A ces mots l’une des silhouettes s’avança et rejeta sa cape, dévoilant le corps d’un guerrier vêtu d’un pagne brodé d’or et d’azur, les bras ceints de deux gaines accueillant de longs poignards, un sabre égyptien passé dans un fourreau sur son dos. Son cou était entouré par un collier d’or pur et ouvragé et un pectoral luisait doucement sur sa gorge. Sa tête de chacal s’abaissa en un signe bref et sec, puis il recula, bras croisés.
- Mon second compère vient d’Asie, où on le nomme Shinigami.

Un homme au trait fin comme ses membres me fit un discret signe de la main, me laissant remarquer une allure de dandy rehaussée par ses nombreuses bagues, emplies chacune d’un liquide que je devinai empoisonné. Il s’adossa ensuite à un arbre dans une nonchalance pleine de grâce.
- Mes deux alter-egos viennent l’une de France, l’autre de petite Bretagne : voici la Camarde et l’Ankou.

Un homme et une femme vêtus de noir, la peau pâle, le cheveu blond, et portant chacun une faux aiguisée, plièrent le genou.

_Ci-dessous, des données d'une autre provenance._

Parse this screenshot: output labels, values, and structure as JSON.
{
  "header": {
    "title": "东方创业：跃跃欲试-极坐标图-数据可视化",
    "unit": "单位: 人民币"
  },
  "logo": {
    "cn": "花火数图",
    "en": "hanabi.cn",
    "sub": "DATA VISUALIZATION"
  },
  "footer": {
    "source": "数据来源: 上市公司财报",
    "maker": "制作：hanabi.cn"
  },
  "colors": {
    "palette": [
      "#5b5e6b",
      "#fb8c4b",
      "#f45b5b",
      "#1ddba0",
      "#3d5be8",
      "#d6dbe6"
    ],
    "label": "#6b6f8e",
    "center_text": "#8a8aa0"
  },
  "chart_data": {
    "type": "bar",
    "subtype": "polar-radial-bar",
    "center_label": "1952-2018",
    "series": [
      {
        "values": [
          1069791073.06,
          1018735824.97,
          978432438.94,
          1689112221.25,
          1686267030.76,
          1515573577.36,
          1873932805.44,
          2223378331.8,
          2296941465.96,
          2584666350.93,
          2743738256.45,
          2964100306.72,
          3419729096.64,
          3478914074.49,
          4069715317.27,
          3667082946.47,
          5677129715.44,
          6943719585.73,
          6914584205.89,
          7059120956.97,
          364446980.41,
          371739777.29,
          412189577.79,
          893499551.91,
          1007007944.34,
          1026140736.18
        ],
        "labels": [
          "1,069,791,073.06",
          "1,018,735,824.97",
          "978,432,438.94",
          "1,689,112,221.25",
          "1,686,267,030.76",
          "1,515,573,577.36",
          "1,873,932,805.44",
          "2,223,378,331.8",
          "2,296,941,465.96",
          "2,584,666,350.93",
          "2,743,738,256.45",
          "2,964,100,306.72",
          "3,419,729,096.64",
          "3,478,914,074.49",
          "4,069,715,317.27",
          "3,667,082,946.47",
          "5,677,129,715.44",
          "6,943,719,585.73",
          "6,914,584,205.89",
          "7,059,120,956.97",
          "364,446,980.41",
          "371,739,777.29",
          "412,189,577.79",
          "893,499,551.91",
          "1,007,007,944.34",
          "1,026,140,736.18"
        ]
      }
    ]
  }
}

Je remarquai que l’instrument de l’homme était emmanché à l’envers, mais n’osai en faire la remarque.
- Et la dernière demoiselle de notre confrérie : Hell, terreur des Scandinaves.

Une étrange créature s’avança vers moi, et je sentis mon cœur près d’exploser dans ma poitrine, tant le mélange d’amour et d’épouvante que je ressentais pour elle me mettait au supplice. Son côté droit, visage, cou, épaule, gorge, bras, tronc et jambe, était d’une perfection d’ange et dénudé presque entièrement par le long voile dont les plis seuls la vêtaient. Des cheveux d’or et de miel cascadaient dans son dos, sa peau était d’une blancheur fraîche de lys, et son œil rieur, et sa bouche mutine, tout en elle suscitait l’amour. Mais son côté gauche était celui d’un cadavre, rongé par les vers, flétri par le temps et l’humidité ; son sourire paraissait soudain plein de fiel, et lorsqu’elle me serra la main je me sentis pris dans un étau d’horreur, de glace et de haine qui sourdait de tout son corps. Elle me susurra à l’oreille : « Voudriez-vous, monsieur, vous joindre à notre funèbre confrérie ? » Je ne répondis rien, perdant de nouveau le contrôle de mes sens ; mais soyez assurés que j’aurais refusé.

Je crus voir, tandis que je glissai vers une bienheureuse inconscience, les lèvres du nocher remuer et me demander « Et moi, qui suis-je, monsieur ? » A quoi je répondis, ou du moins je le crois, « Charon, le passeur des Enfers. » mais j’ignore si les mots franchirent ou non mes lèvres. Et je m’abandonnai à l’oubli.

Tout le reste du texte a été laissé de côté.